Last week on Deep Dive, we looked at new research on the situations where state leadership transitions cause a spike in the likelihood of war. This week, we’ll dig into a more optimistic take on state leadership turnover. In a recent article in International Studies Quarterly, political scientist Robert Schub argues that leadership transitions — or, rather, the threat of leadership transitions — can actually increase the likelihood of peace in certain situations.
Schub’s analysis relies on two key observations. The first is that peace is not costless. Maintaining credible peace between states often means spending money to maintain a balance of military power between them. Even pursuing diplomacy and confidence-building measures costs money, and political capital, as well. The second is that the actual cost of achieving a particular peace between adversaries can vary dramatically over time. As a result, it is sometimes difficult for leaders to predict how certain events will affect peace costs.
A common way for political scientists to conceptualize war onset is to think of war as a failure of bargaining. Two countries have some dispute — a territory they both claim, for example — and the cost of a war between them will likely far outstrip any material gains either one would make as a result of the war. In theory, the two countries should be able to come to some compromise — say, splitting the territory in two, or one country keeping the territory but making compensatory payments to the other — that would save both the costs of going to war. The concept of peace costs throws a wrinkle in that theory. If you consider that maintaining peace is costly, then the range of situations narrows where war is clearly more costly than peace. The extent to which it narrows depends heavily on just how costly maintaining peace is now, and how costly it is likely to be in the future.
To Schub, the number one driver of peace cost variation is leader transition. Some leaders are more committed to conflict than others, and if a war-minded leader arrives on the scene then the cost to other countries of maintaining a military balance with that leader are likely to rise. Conversely, the rise of a more conciliatory leader means that competing states can reduce their military expenditures for a time. The problem, of course, is predicting what categories different future leaders fall into and when they will actually take power.
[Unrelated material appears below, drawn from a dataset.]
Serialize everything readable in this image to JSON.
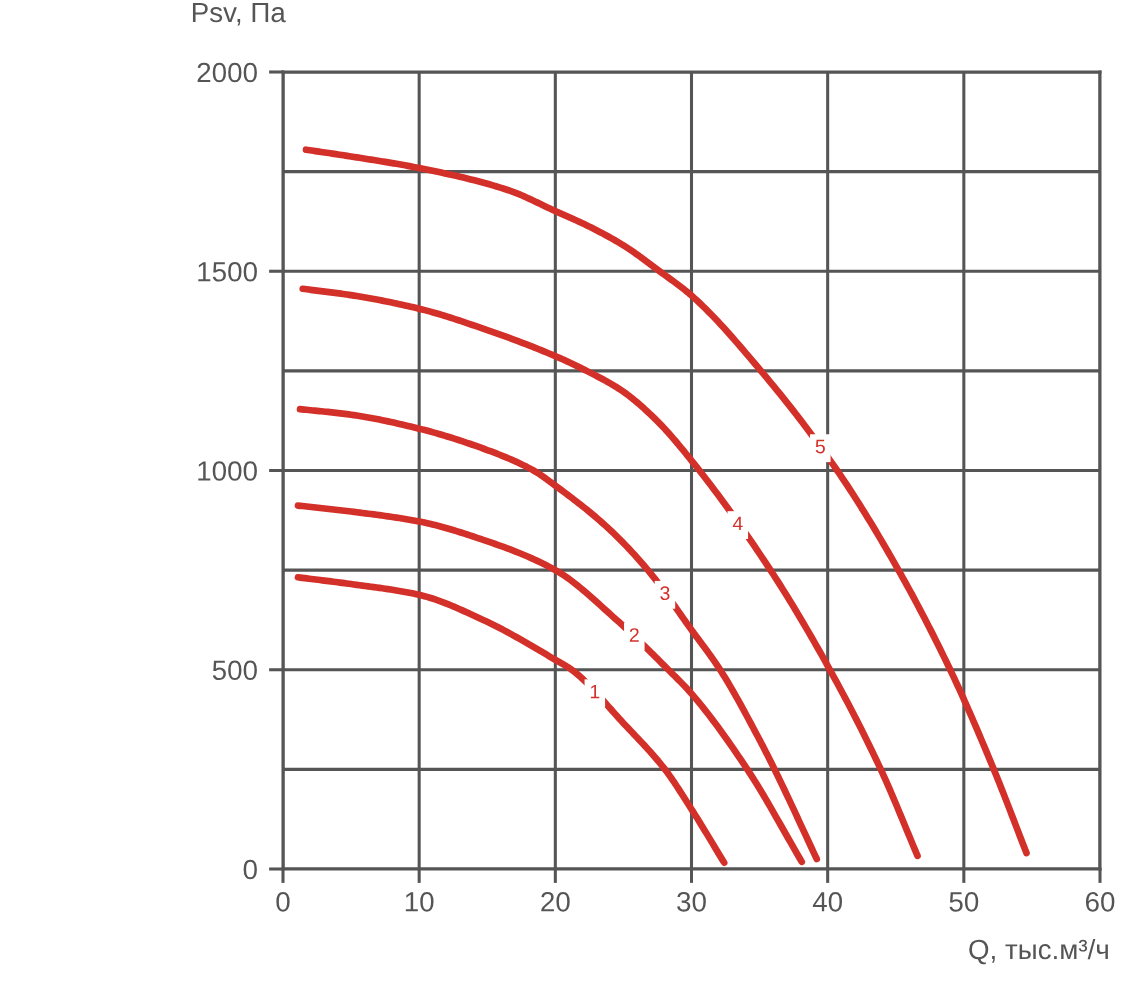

Here is where things get a bit sticky. Let’s say you’re the leader of a country — call it Mordor, for the sake of fantasy clarity. And let’s say you have a hated enemy — Narnia, to mix our metaphors. Narnia’s leader is aggressive, and the cost of maintaining peace with them is high. In fact, it is so high that it might be worth it just to fight them and see what happens rather than just having to engage in a constant arms race that is sapping your treasury. That is a war equilibrium: The cost of peace is so high that war, though costly, seems unavoidable.
But let’s say you hear a rumor of a coup brewing on the other side of the wardrobe. It’s impossible to tell who the new leader of Narnia might be, but they can hardly be worse than the growling lion you’re currently faced with. In the worst case scenario, the new leader will drive peace costs up, which just means you’ll end up fighting the war you figured you might have to fight anyway. There’s a chance, though, that the new leader will be more of a house cat, with less of a taste for violence. That will lower the cost of peace in the long term.
Schub’s argument is that, in that moment when the leadership transition is pending and knowledge of the future Narnia leader’s preferences are low, you are likely to pursue peace even with the existing leader. If you’re wrong and you’re paying the high peace cost only to fight later, then no harm is really done — the weapons you’re buying now to maintain the balance of power will work fine for a later war. If you’re right, though, opting for peace now means that the new Narnia leader will actually have a chance to institute their more peaceful policy. In that case, you can both reduce peace costs and enjoy a peace dividend.
Schub tests his theory by looking at the relationship between military spending, the rate of leader turnover, and war onset. If Narnia has a history of frequent leader turnover, he argues, Mordor leaders can reasonably assume that they won’t have long to wait at any given time until a new Narnia leader comes to power. What he finds is that, when Narnia states have high military spending (that is, when peace costs for Mordor are high), more leadership turnover in Narnia means that Mordor is less likely to opt to fight. In fact, when Narnia has had two leadership turnovers in the past 10 years, Mordor’s likelihood of going to war with them in a given year is around 2 percentage points less than it would be if Narnia had no leadership turnovers. That may not seem like much, but over years it amounts to a significant preference for peace. Conversely, when peace costs are low, leader turnover
has no measurable effect on the likelihood of war.
In many ways, Schub’s research is a corollary to the Wu, Licht, and Wofford article we covered last week. Where Wu et al. saw the value for new leaders in testing their adversaries’ appetites for war, Schub focuses instead on the incentives for leaders watching their opponents reach the end of their terms to embrace a peaceful status quo, even if it is costly.